New insight into the molecular etiopathogenesis of konzo: Cyanate could be a plausible neurotoxin contributing to konzo, contrary to thiocyanate

Abstract

Introduction: Chronic cassava-derived cyanide poisoning is associated with the appearance of konzo, a tropical spastic paraparesis due to selective upper motor neuron damage. Whether the disease is caused by a direct action of cyanide or its metabolites is still an open question. This preliminary study assessed the neurotoxic effects of thiocyanate (SCN) and cyanate (OCN), two cyanide metabolites hypothesized to be plausible toxic agents in konzo. Methods: Cultured mouse neuroblastoma (Neuro-2A) and human neuroblastoma (SH-SY5Y) cell lines were incubated (24, 48, and 72 hours) in sodium OCN or sodium SCN in a disease-relevant concentration range. Cell viability, caspase (3, 8, and 9) activities, and reactive oxygen species (ROS) generation were evaluated using appropriate assay kits. Additionally, electrophysiological responses induced by OCN and SCN in primary spinal cord neurons (from Sprague Dawley rats) were assessed by whole-cell patch-clamp techniques.
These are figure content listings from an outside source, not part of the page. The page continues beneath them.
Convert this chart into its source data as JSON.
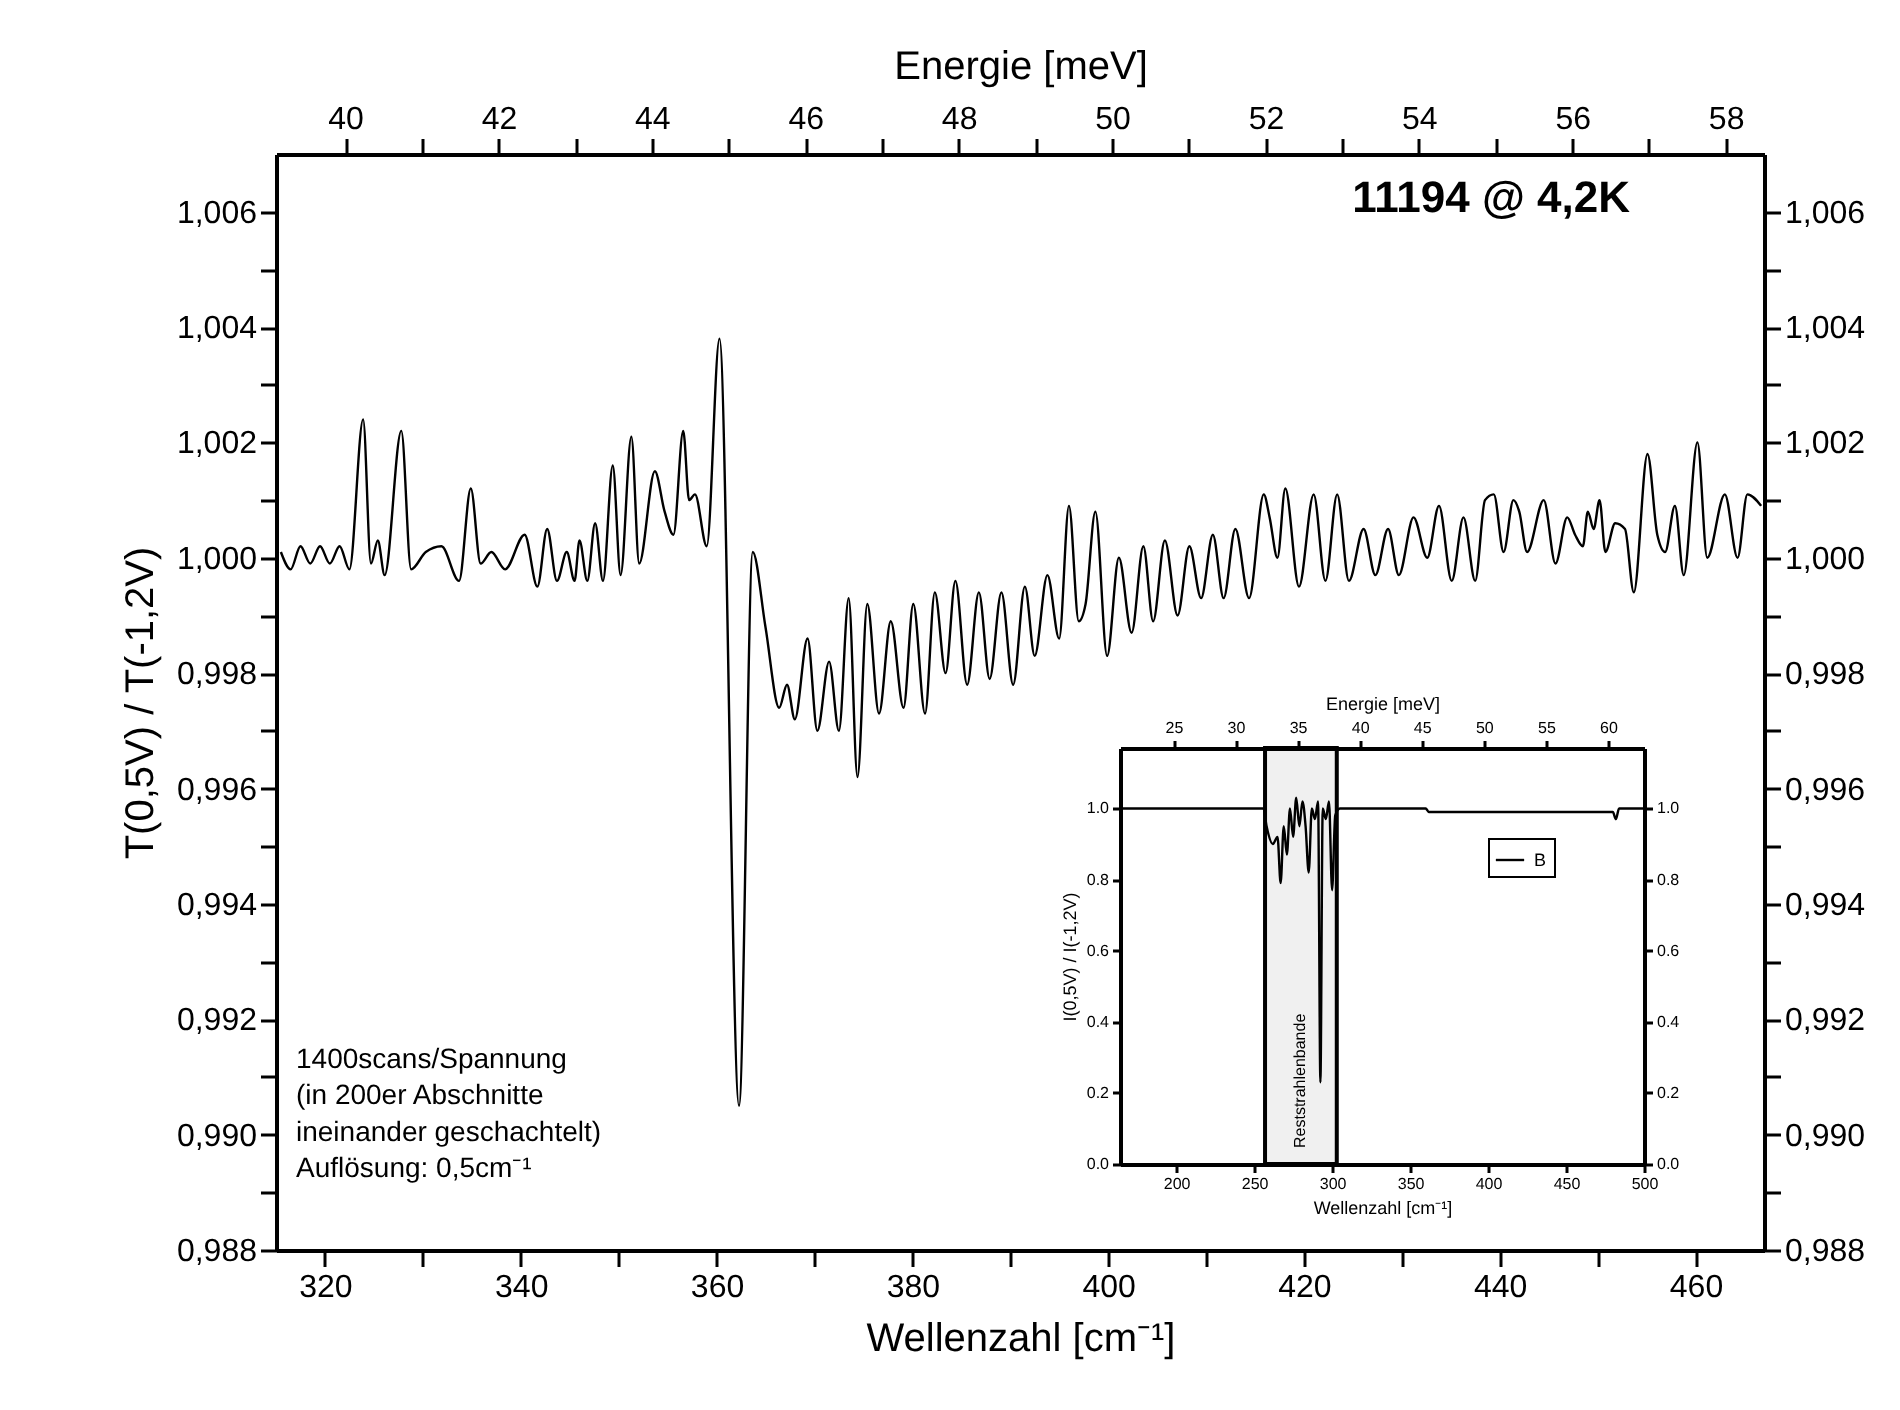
{
  "chart_data": [
    {
      "type": "line",
      "xlabel": "Wellenzahl [cm⁻¹]",
      "x2label": "Energie [meV]",
      "ylabel": "T(0,5V) / T(-1,2V)",
      "annotations": [
        "11194 @ 4,2K",
        "1400scans/Spannung\n(in 200er Abschnitte\nineinander geschachtelt)\nAuflösung: 0,5cm⁻¹"
      ],
      "x": [
        315.5,
        316.5,
        317.5,
        318.5,
        319.5,
        320.5,
        321.5,
        322.5,
        323.9,
        324.7,
        325.4,
        326.1,
        327.8,
        328.8,
        330.3,
        331.9,
        333.7,
        334.9,
        335.9,
        337.0,
        338.4,
        340.4,
        341.7,
        342.7,
        343.7,
        344.7,
        345.5,
        346.0,
        346.8,
        347.6,
        348.4,
        349.4,
        350.2,
        351.3,
        352.1,
        353.7,
        354.7,
        355.6,
        356.6,
        357.2,
        357.8,
        359.0,
        360.3,
        362.3,
        363.7,
        365.0,
        366.4,
        367.2,
        368.0,
        369.3,
        370.3,
        371.5,
        372.5,
        373.5,
        374.4,
        375.4,
        376.6,
        377.8,
        379.1,
        380.1,
        381.3,
        382.3,
        383.4,
        384.4,
        385.6,
        386.8,
        387.9,
        389.1,
        390.3,
        391.5,
        392.5,
        393.8,
        395.0,
        396.0,
        397.0,
        397.7,
        398.7,
        399.9,
        401.1,
        402.4,
        403.6,
        404.6,
        405.8,
        407.1,
        408.3,
        409.5,
        410.7,
        411.8,
        413.0,
        414.4,
        415.9,
        416.5,
        417.3,
        418.1,
        419.5,
        421.0,
        422.2,
        423.4,
        424.6,
        426.1,
        427.3,
        428.6,
        429.7,
        431.2,
        432.6,
        433.8,
        435.1,
        436.3,
        437.5,
        438.5,
        439.4,
        440.4,
        441.4,
        442.0,
        442.8,
        444.5,
        445.7,
        446.9,
        447.7,
        448.5,
        449.0,
        449.6,
        450.2,
        450.8,
        451.8,
        452.8,
        453.7,
        455.1,
        456.1,
        456.9,
        457.9,
        458.8,
        460.2,
        461.2,
        463.0,
        464.3,
        465.3,
        466.7
      ],
      "series": [
        {
          "color": "#000000",
          "values": [
            1.0001,
            0.9998,
            1.0002,
            0.9999,
            1.0002,
            0.9999,
            1.0002,
            0.9998,
            1.0024,
            0.9999,
            1.0003,
            0.9997,
            1.0022,
            0.9998,
            1.0001,
            1.0002,
            0.9996,
            1.0012,
            0.9999,
            1.0001,
            0.9998,
            1.0004,
            0.9995,
            1.0005,
            0.9996,
            1.0001,
            0.9996,
            1.0003,
            0.9996,
            1.0006,
            0.9996,
            1.0016,
            0.9997,
            1.0021,
            0.9999,
            1.0015,
            1.0008,
            1.0004,
            1.0022,
            1.001,
            1.0011,
            1.0002,
            1.0038,
            0.9905,
            1.0001,
            0.9988,
            0.9974,
            0.9978,
            0.9972,
            0.9986,
            0.997,
            0.9982,
            0.997,
            0.9993,
            0.9962,
            0.9992,
            0.9973,
            0.9989,
            0.9974,
            0.9992,
            0.9973,
            0.9994,
            0.998,
            0.9996,
            0.9978,
            0.9994,
            0.9979,
            0.9994,
            0.9978,
            0.9995,
            0.9983,
            0.9997,
            0.9986,
            1.0009,
            0.9989,
            0.9992,
            1.0008,
            0.9983,
            1.0,
            0.9987,
            1.0002,
            0.9989,
            1.0003,
            0.999,
            1.0002,
            0.9993,
            1.0004,
            0.9993,
            1.0005,
            0.9993,
            1.0011,
            1.0007,
            1.0,
            1.0012,
            0.9995,
            1.0011,
            0.9996,
            1.0011,
            0.9996,
            1.0005,
            0.9997,
            1.0005,
            0.9997,
            1.0007,
            1.0,
            1.0009,
            0.9996,
            1.0007,
            0.9996,
            1.001,
            1.0011,
            1.0001,
            1.001,
            1.0008,
            1.0001,
            1.001,
            0.9999,
            1.0007,
            1.0004,
            1.0002,
            1.0008,
            1.0005,
            1.001,
            1.0001,
            1.0006,
            1.0005,
            0.9994,
            1.0018,
            1.0004,
            1.0001,
            1.0009,
            0.9997,
            1.002,
            1.0,
            1.0011,
            1.0,
            1.0011,
            1.0009
          ]
        }
      ],
      "xlim": [
        315,
        467
      ],
      "xticks": [
        320,
        {
          "value": 330,
          "label": null
        },
        340,
        {
          "value": 350,
          "label": null
        },
        360,
        {
          "value": 370,
          "label": null
        },
        380,
        {
          "value": 390,
          "label": null
        },
        400,
        {
          "value": 410,
          "label": null
        },
        420,
        {
          "value": 430,
          "label": null
        },
        440,
        {
          "value": 450,
          "label": null
        },
        460
      ],
      "x2lim": [
        39.1,
        58.5
      ],
      "x2ticks": [
        40,
        {
          "value": 41,
          "label": null
        },
        42,
        {
          "value": 43,
          "label": null
        },
        44,
        {
          "value": 45,
          "label": null
        },
        46,
        {
          "value": 47,
          "label": null
        },
        48,
        {
          "value": 49,
          "label": null
        },
        50,
        {
          "value": 51,
          "label": null
        },
        52,
        {
          "value": 53,
          "label": null
        },
        54,
        {
          "value": 55,
          "label": null
        },
        56,
        {
          "value": 57,
          "label": null
        },
        58
      ],
      "ylim": [
        0.988,
        1.007
      ],
      "yticks": [
        {
          "value": 0.988,
          "label": "0,988"
        },
        {
          "value": 0.989,
          "label": null
        },
        {
          "value": 0.99,
          "label": "0,990"
        },
        {
          "value": 0.991,
          "label": null
        },
        {
          "value": 0.992,
          "label": "0,992"
        },
        {
          "value": 0.993,
          "label": null
        },
        {
          "value": 0.994,
          "label": "0,994"
        },
        {
          "value": 0.995,
          "label": null
        },
        {
          "value": 0.996,
          "label": "0,996"
        },
        {
          "value": 0.997,
          "label": null
        },
        {
          "value": 0.998,
          "label": "0,998"
        },
        {
          "value": 0.999,
          "label": null
        },
        {
          "value": 1,
          "label": "1,000"
        },
        {
          "value": 1.001,
          "label": null
        },
        {
          "value": 1.002,
          "label": "1,002"
        },
        {
          "value": 1.003,
          "label": null
        },
        {
          "value": 1.004,
          "label": "1,004"
        },
        {
          "value": 1.005,
          "label": null
        },
        {
          "value": 1.006,
          "label": "1,006"
        }
      ],
      "y2lim": [
        0.988,
        1.007
      ],
      "y2ticks": [
        {
          "value": 0.988,
          "label": "0,988"
        },
        {
          "value": 0.989,
          "label": null
        },
        {
          "value": 0.99,
          "label": "0,990"
        },
        {
          "value": 0.991,
          "label": null
        },
        {
          "value": 0.992,
          "label": "0,992"
        },
        {
          "value": 0.993,
          "label": null
        },
        {
          "value": 0.994,
          "label": "0,994"
        },
        {
          "value": 0.995,
          "label": null
        },
        {
          "value": 0.996,
          "label": "0,996"
        },
        {
          "value": 0.997,
          "label": null
        },
        {
          "value": 0.998,
          "label": "0,998"
        },
        {
          "value": 0.999,
          "label": null
        },
        {
          "value": 1,
          "label": "1,000"
        },
        {
          "value": 1.001,
          "label": null
        },
        {
          "value": 1.002,
          "label": "1,002"
        },
        {
          "value": 1.003,
          "label": null
        },
        {
          "value": 1.004,
          "label": "1,004"
        },
        {
          "value": 1.005,
          "label": null
        },
        {
          "value": 1.006,
          "label": "1,006"
        }
      ]
    },
    {
      "type": "line",
      "xlabel": "Wellenzahl [cm⁻¹]",
      "x2label": "Energie [meV]",
      "ylabel": "I(0,5V) / I(-1,2V)",
      "x": [
        164,
        200,
        250,
        256,
        258,
        262,
        265,
        267,
        269,
        271,
        273,
        275,
        277,
        279,
        281,
        283,
        285,
        287,
        289,
        291,
        292.5,
        294,
        296,
        298,
        300,
        302,
        305,
        310,
        360,
        362,
        400,
        480,
        482,
        484,
        500
      ],
      "series": [
        {
          "name": "B",
          "color": "#000000",
          "values": [
            1.0,
            1.0,
            1.0,
            1.0,
            0.95,
            0.9,
            0.92,
            0.79,
            0.95,
            0.87,
            1.0,
            0.92,
            1.03,
            0.95,
            1.02,
            0.95,
            0.82,
            1.0,
            0.97,
            1.02,
            0.23,
            1.0,
            0.97,
            1.02,
            0.77,
            0.98,
            1.0,
            1.0,
            1.0,
            0.99,
            0.99,
            0.99,
            0.97,
            1.0,
            1.0
          ]
        }
      ],
      "xlim": [
        164,
        500
      ],
      "xticks": [
        200,
        250,
        300,
        350,
        400,
        450,
        500
      ],
      "x2lim": [
        20.7,
        62.9
      ],
      "x2ticks": [
        25,
        30,
        35,
        40,
        45,
        50,
        55,
        60
      ],
      "ylim": [
        0,
        1.17
      ],
      "yticks": [
        {
          "value": 0,
          "label": "0.0"
        },
        0.2,
        0.4,
        0.6,
        0.8,
        {
          "value": 1,
          "label": "1.0"
        }
      ],
      "y2lim": [
        0,
        1.17
      ],
      "y2ticks": [
        {
          "value": 0,
          "label": "0.0"
        },
        0.2,
        0.4,
        0.6,
        0.8,
        {
          "value": 1,
          "label": "1.0"
        }
      ],
      "bands": [
        {
          "axis": "x",
          "from": 257,
          "to": 303,
          "label": "Reststrahlenbande"
        }
      ],
      "legend": "top right"
    }
  ]
}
Results: Both OCN and SCN were toxic in a dose-dependent way, even if SCN toxicity appeared at very high concentrations (30 mM, corresponding to more than 100-fold higher than normal plasmatic levels), contrary to OCN (0.3-3 mM). OCN was markedly more toxic in a poor culture medium (MEM; IC50 = 3.2 mM) compared to a glucose- and amino acid-rich medium (DMEM; IC50=7.6 mM). OCN treatment increased the ROS generation by 8.9 folds, as well as the Caspase-3, Caspase-8, and Caspase-9 activities by 3.2, 2.5, and 2.6 folds, respectively. Finally, OCN (and SCN to a lesser extent) induced depolarizing currents in primary spinal cord neurons, through an activation of ionotropic glutamate receptors. Conclusion: Our results suggest OCN as the most plausible neurotoxic agent involved in konzo, while SCN toxicity could be questioned at such high concentrations. Also, they support apoptosis, oxidative stress, and excitotoxicity as probable mechanisms of OCN neurotoxicity.